Sukses

Pengertian Spironolactone

Spironolactone merupakan obat generik yang di produksi oleh Dexa. Spironolactone adalah obat yang digunakan untuk mengobati tekanan darah tinggi. Spironolactone bekerja dengan cara menghambat penyerapan garam (natrium) berlebih dalam tubuh dan menjaga kadar kalium dalam darah agar tidak terlalu rendah, sehingga tekanan darah dapat ditekan. Dengan menurunkan tekanan darah, spironolactone bermanfaat untuk mencegah stroke, serangan jantung, dan gagal ginjal, yang merupakan komplikasi dari hipertensi. Obat ini adalah obat keras yang penggunaanya harus dengan resep Dokter dengan di konsultasikan dengan Dokter terlebih dahulu.

Keterangan Spironolactone

  • Golongan : Obat Keras
  • Kelas Terapi : Anti Hipertensi
  • Kandungan : Spironolactone 25 mg; Spironolactone 100 mg
  • Bentuk :Tablet
  • Satuan Penjualan : Strip
  • Kemasan : Dus,10 Strip @ 10 Tablet
  • Farmasi : Dexa Medica

Kegunaan Spironolactone

Spironolactone digunakan untuk mengobati Hipertensi esensial, hipertensi berat, Edema jantung, edema karena sirosis hati, edema karena sindroma nefrotik

Dosis & Cara Penggunaan Spironolactone

Obat ini termasuk dalam golongan Obat Keras, maka dari itu penggunaan obat ini harus dengan Anjuran dan Resep Dokter:

Dewasa : 25-200 mg / hari dalam dosis terbagi. Dapat ditingkatkan sampai dengan 400 mg / hari, tergantung beratnya gejala
Anak : Diminum 3mg / kgBB / hari dalam dosis terbagi. Diminum bersama dengan makanan.

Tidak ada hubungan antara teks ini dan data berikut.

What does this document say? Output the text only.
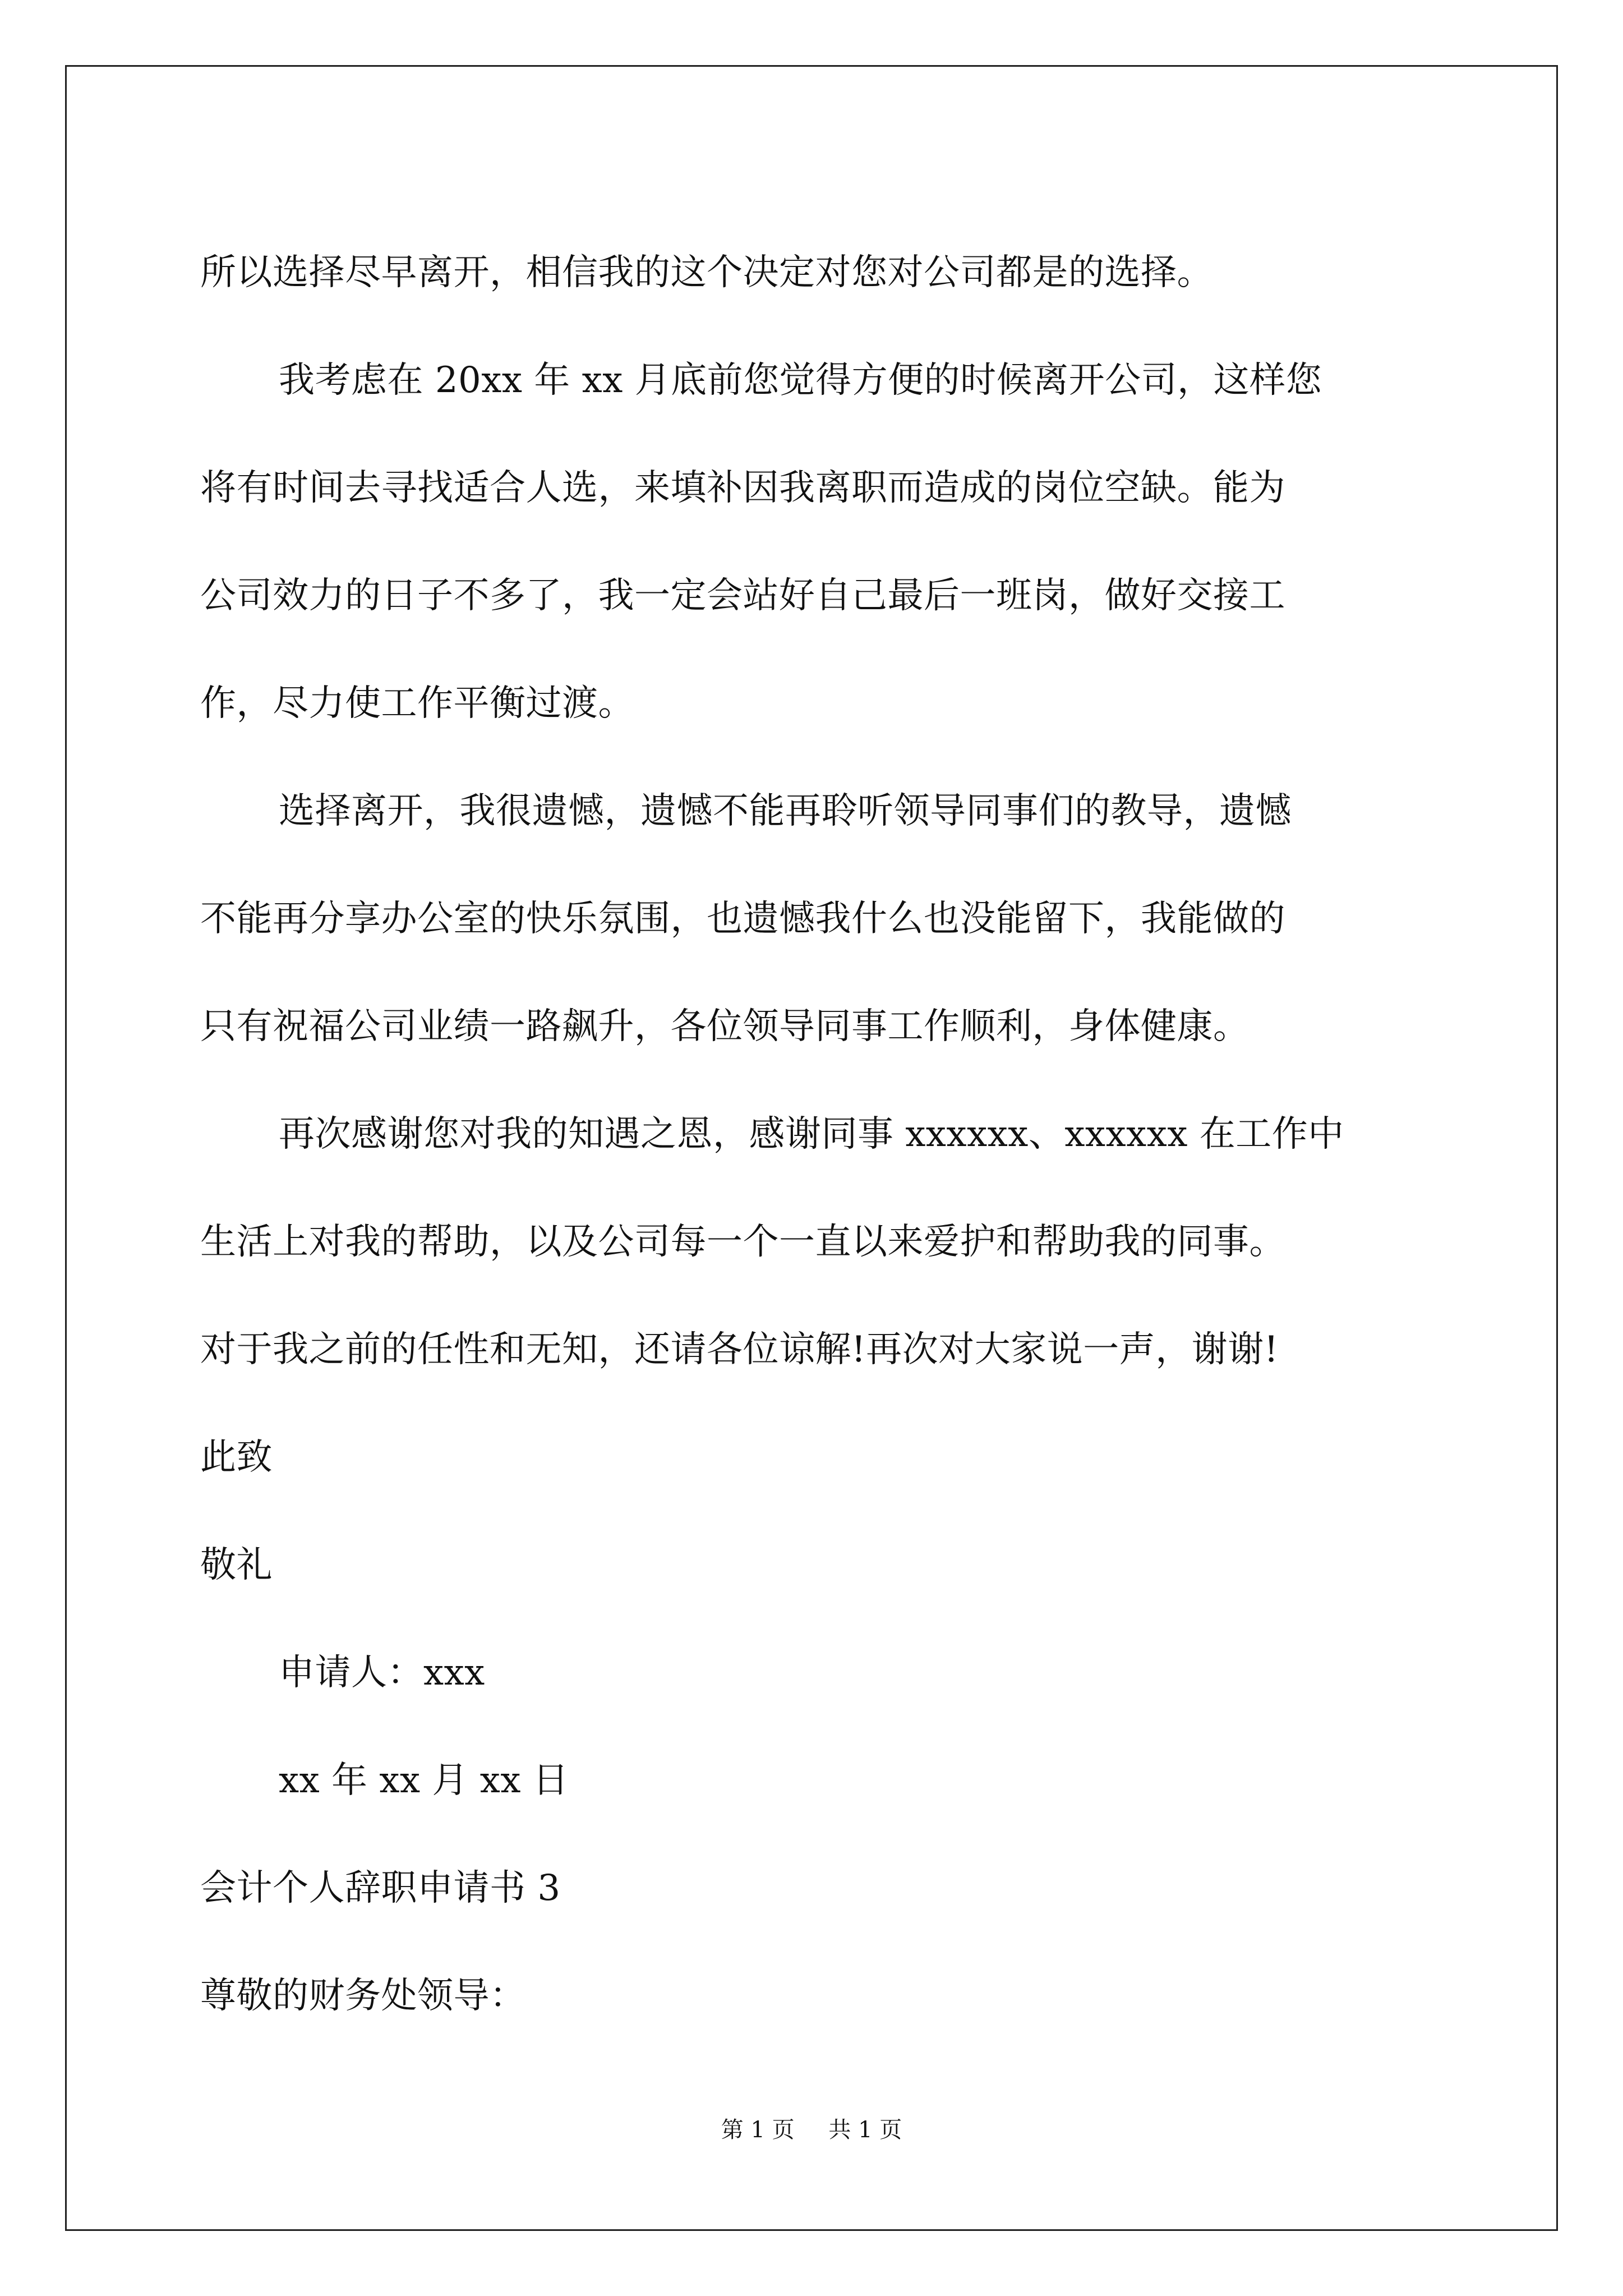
所以选择尽早离开，相信我的这个决定对您对公司都是的选择。
我考虑在 20xx 年 xx 月底前您觉得方便的时候离开公司，这样您
将有时间去寻找适合人选，来填补因我离职而造成的岗位空缺。能为
公司效力的日子不多了，我一定会站好自己最后一班岗，做好交接工
作，尽力使工作平衡过渡。
选择离开，我很遗憾，遗憾不能再聆听领导同事们的教导，遗憾
不能再分享办公室的快乐氛围，也遗憾我什么也没能留下，我能做的
只有祝福公司业绩一路飙升，各位领导同事工作顺利，身体健康。
再次感谢您对我的知遇之恩，感谢同事 xxxxxx、xxxxxx 在工作中
生活上对我的帮助，以及公司每一个一直以来爱护和帮助我的同事。
对于我之前的任性和无知，还请各位谅解!再次对大家说一声，谢谢!
此致
敬礼
申请人：xxx
xx 年 xx 月 xx 日
会计个人辞职申请书 3
尊敬的财务处领导：
第 1 页 共 1 页
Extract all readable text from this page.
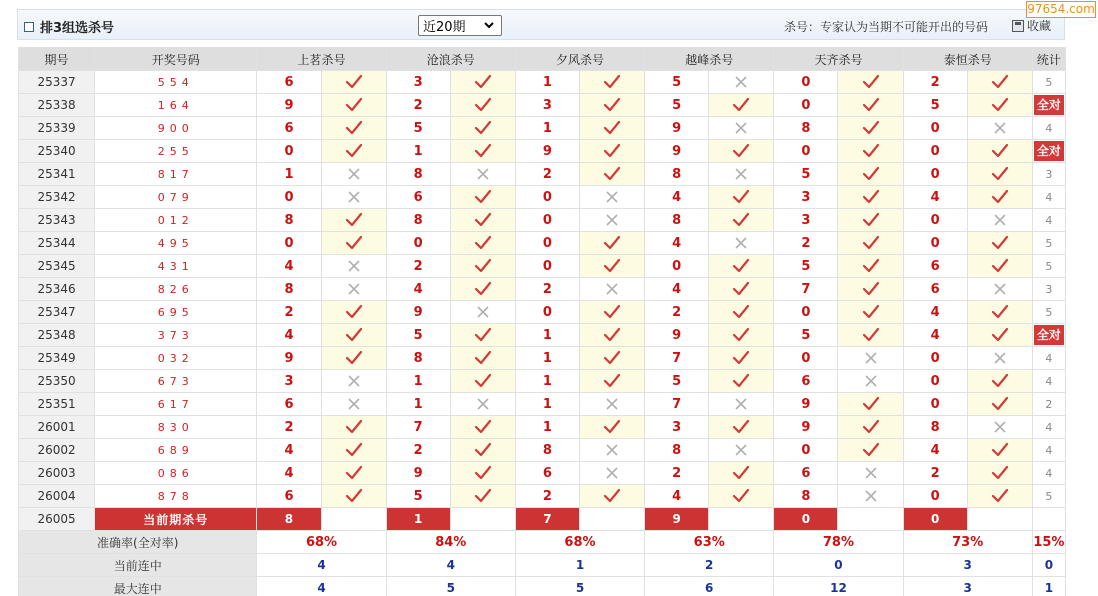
97654.com
排3组选杀号	近20期	杀号：专家认为当期不可能开出的号码	收藏
期号	开奖号码	上茗杀号		沧浪杀号		夕风杀号		越峰杀号		天齐杀号		泰恒杀号		统计
25337	554	6		3		1		5		0		2		5
25338	164	9		2		3		5		0		5		全对

25339	900	6		5		1		9		8		0		4
25340	255	0		1		9		9		0		0		全对

25341	817	1		8		2		8		5		0		3
25342	079	0		6		0		4		3		4		4
25343	012	8		8		0		8		3		0		4
25344	495	0		0		0		4		2		0		5
25345	431	4		2		0		0		5		6		5
25346	826	8		4		2		4		7		6		3
25347	695	2		9		0		2		0		4		5
25348	373	4		5		1		9		5		4		全对

25349	032	9		8		1		7		0		0		4
25350	673	3		1		1		5		6		0		4
25351	617	6		1		1		7		9		0		2
26001	830	2		7		1		3		9		8		4
26002	689	4		2		8		8		0		4		4
26003	086	4		9		6		2		6		2		4
26004	878	6		5		2		4		8		0		5
26005	当前期杀号	8		1		7		9		0		0		
准确率(全对率)		68%		84%		68%		63%		78%		73%		15%
当前连中		4		4		1		2		0		3		0
最大连中		4		5		5		6		12		3		1
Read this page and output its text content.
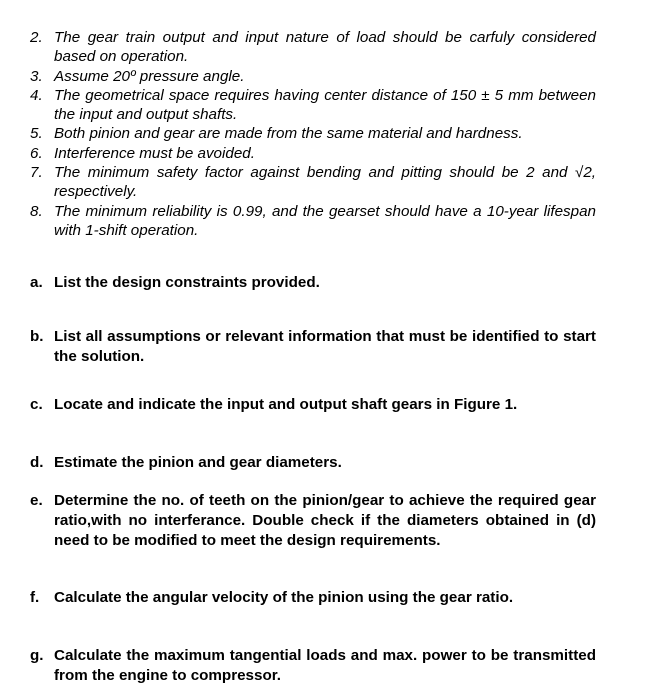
2. The gear train output and input nature of load should be carfuly considered based on operation.
3. Assume 20º pressure angle.
4. The geometrical space requires having center distance of 150 ± 5 mm between the input and output shafts.
5. Both pinion and gear are made from the same material and hardness.
6. Interference must be avoided.
7. The minimum safety factor against bending and pitting should be 2 and √2, respectively.
8. The minimum reliability is 0.99, and the gearset should have a 10-year lifespan with 1-shift operation.
a. List the design constraints provided.
b. List all assumptions or relevant information that must be identified to start the solution.
c. Locate and indicate the input and output shaft gears in Figure 1.
d. Estimate the pinion and gear diameters.
e. Determine the no. of teeth on the pinion/gear to achieve the required gear ratio,with no interferance. Double check if the diameters obtained in (d) need to be modified to meet the design requirements.
f. Calculate the angular velocity of the pinion using the gear ratio.
g. Calculate the maximum tangential loads and max. power to be transmitted from the engine to compressor.
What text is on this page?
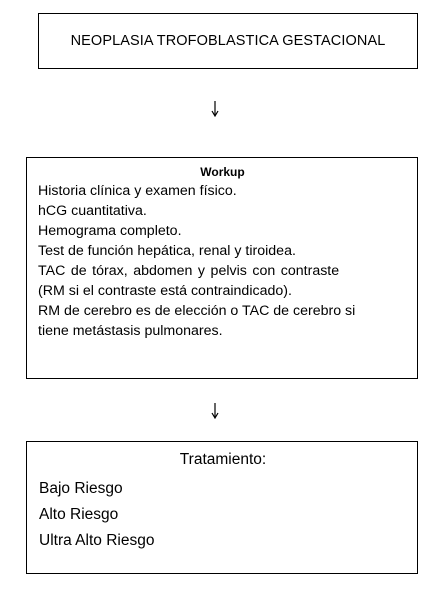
NEOPLASIA TROFOBLASTICA GESTACIONAL
Workup
Historia clínica y examen físico.
hCG cuantitativa.
Hemograma completo.
Test de función hepática, renal y tiroidea.
TAC de tórax, abdomen y pelvis con contraste
(RM si el contraste está contraindicado).
RM de cerebro es de elección o TAC de cerebro si
tiene metástasis pulmonares.
Tratamiento:
Bajo Riesgo
Alto Riesgo
Ultra Alto Riesgo
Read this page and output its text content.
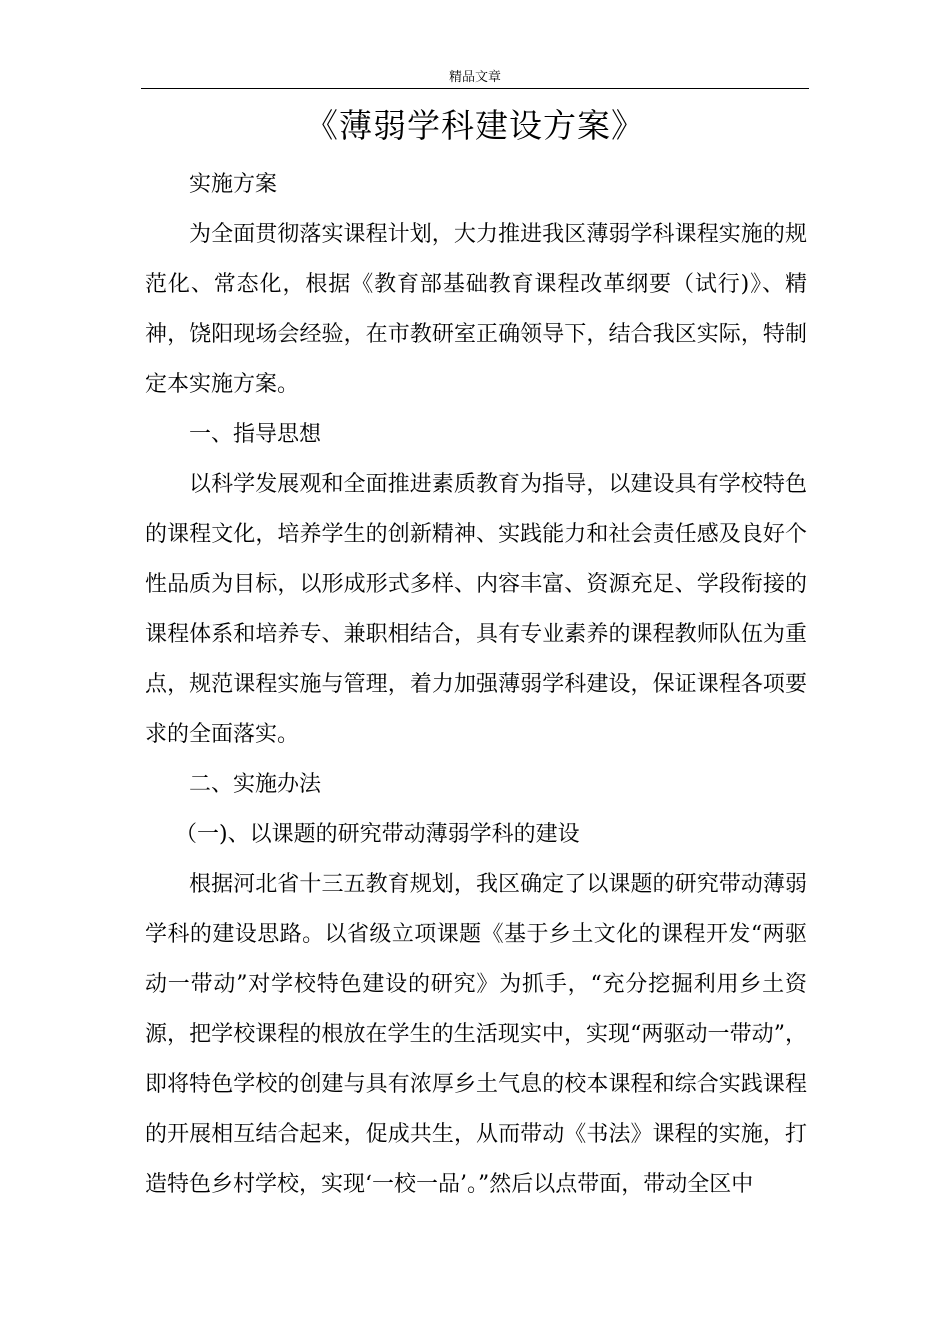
精品文章
《薄弱学科建设方案》

实施方案

为全面贯彻落实课程计划，大力推进我区薄弱学科课程实施的规范化、常态化，根据《教育部基础教育课程改革纲要（试行)》、精神，饶阳现场会经验，在市教研室正确领导下，结合我区实际，特制定本实施方案。

一、指导思想

以科学发展观和全面推进素质教育为指导，以建设具有学校特色的课程文化，培养学生的创新精神、实践能力和社会责任感及良好个性品质为目标，以形成形式多样、内容丰富、资源充足、学段衔接的课程体系和培养专、兼职相结合，具有专业素养的课程教师队伍为重点，规范课程实施与管理，着力加强薄弱学科建设，保证课程各项要求的全面落实。

二、实施办法

（一)、以课题的研究带动薄弱学科的建设

根据河北省十三五教育规划，我区确定了以课题的研究带动薄弱学科的建设思路。以省级立项课题《基于乡土文化的课程开发“两驱动一带动”对学校特色建设的研究》为抓手，“充分挖掘利用乡土资源，把学校课程的根放在学生的生活现实中，实现“两驱动一带动”，即将特色学校的创建与具有浓厚乡土气息的校本课程和综合实践课程的开展相互结合起来，促成共生，从而带动《书法》课程的实施，打造特色乡村学校，实现‘一校一品’。”然后以点带面，带动全区中
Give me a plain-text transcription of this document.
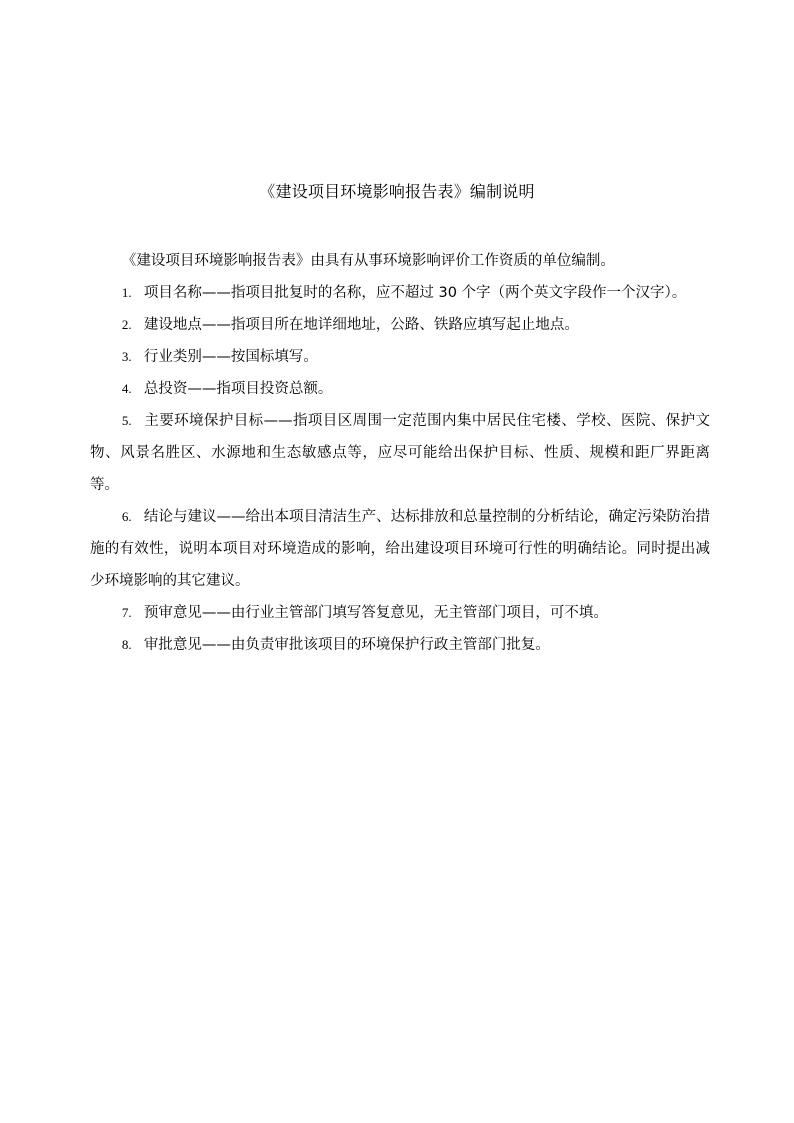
《建设项目环境影响报告表》编制说明

《建设项目环境影响报告表》由具有从事环境影响评价工作资质的单位编制。

1. 项目名称——指项目批复时的名称，应不超过 30 个字（两个英文字段作一个汉字）。

2. 建设地点——指项目所在地详细地址，公路、铁路应填写起止地点。

3. 行业类别——按国标填写。

4. 总投资——指项目投资总额。

5. 主要环境保护目标——指项目区周围一定范围内集中居民住宅楼、学校、医院、保护文物、风景名胜区、水源地和生态敏感点等，应尽可能给出保护目标、性质、规模和距厂界距离等。

6. 结论与建议——给出本项目清洁生产、达标排放和总量控制的分析结论，确定污染防治措施的有效性，说明本项目对环境造成的影响，给出建设项目环境可行性的明确结论。同时提出减少环境影响的其它建议。

7. 预审意见——由行业主管部门填写答复意见，无主管部门项目，可不填。

8. 审批意见——由负责审批该项目的环境保护行政主管部门批复。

Efek Samping Spironolactone

Efek samping yang mungkin terjadi selama pengunaan Spironolactone, antara lain:

  • Sakit kepala.
  • Mengantuk.
  • Gangguan lambung.
  • Ataksia (Gangguan koordinasi gerakan).
  • Kebingungan mental.
  • Ketidak teraturan menstruasi.
  • Impotensi (memulai ereksi).
  • Ruam kulit.
  • Ginekomastia (pembesaran jaringan kelenjar payudara yang terjadi pada pria)
  • Jarang terjadi : pembesaran payudara, hiponatremia (Kondisi yang terjadi ketika kadar natrium dalam darah terlalu rendah), hiperkalemia (kondisi ketika jumlah kalium dalam darah sangat tinggi).

Kontraindikasi
Tidak boleh di gunakan pada pasien dengan anuria, hiperkalemia (kondisi ketika jumlah kalium dalam darah sangat tinggi), penyakit Addison (penyakit endokrin langka di mana kelenjar adrenalin memproduksi hormon steroid yang tidak cukup), insufisiensi ginjal akut atau progresif dan penggunaan bersama dengan eplerenone.

Interaksi Obat
-Dapat terjadi peningkatan risiko hiperkalemia dengan diuretik hemat K atau suplemen K lainnya, penghambat ACE, antagonis reseptor angiotensin II, trilostane, heparin, LMWH.
-Dapat terjadi peningkatan risiko nefrotoksisitas pemakaian bersama dengan siklosporin, NSAID
-Peningkatan risiko toksisitas litium.
-Dapat mengurangi sifat penyembuhan bisul dari carbenoxolone.
-Dapat meningkatkan kadar digoxin dalam serum.
-Dapat mengurangi respons vaskular terhadap norepinefrin.
-Penggunaan bersamaan dengan colestyramine dapat menyebabkan asidosis metabolik hiperkalemia.
-Potensiasi hipotensi ortostatik dapat terjadi dengan pemakaian bersama barbiturat atau narkotika.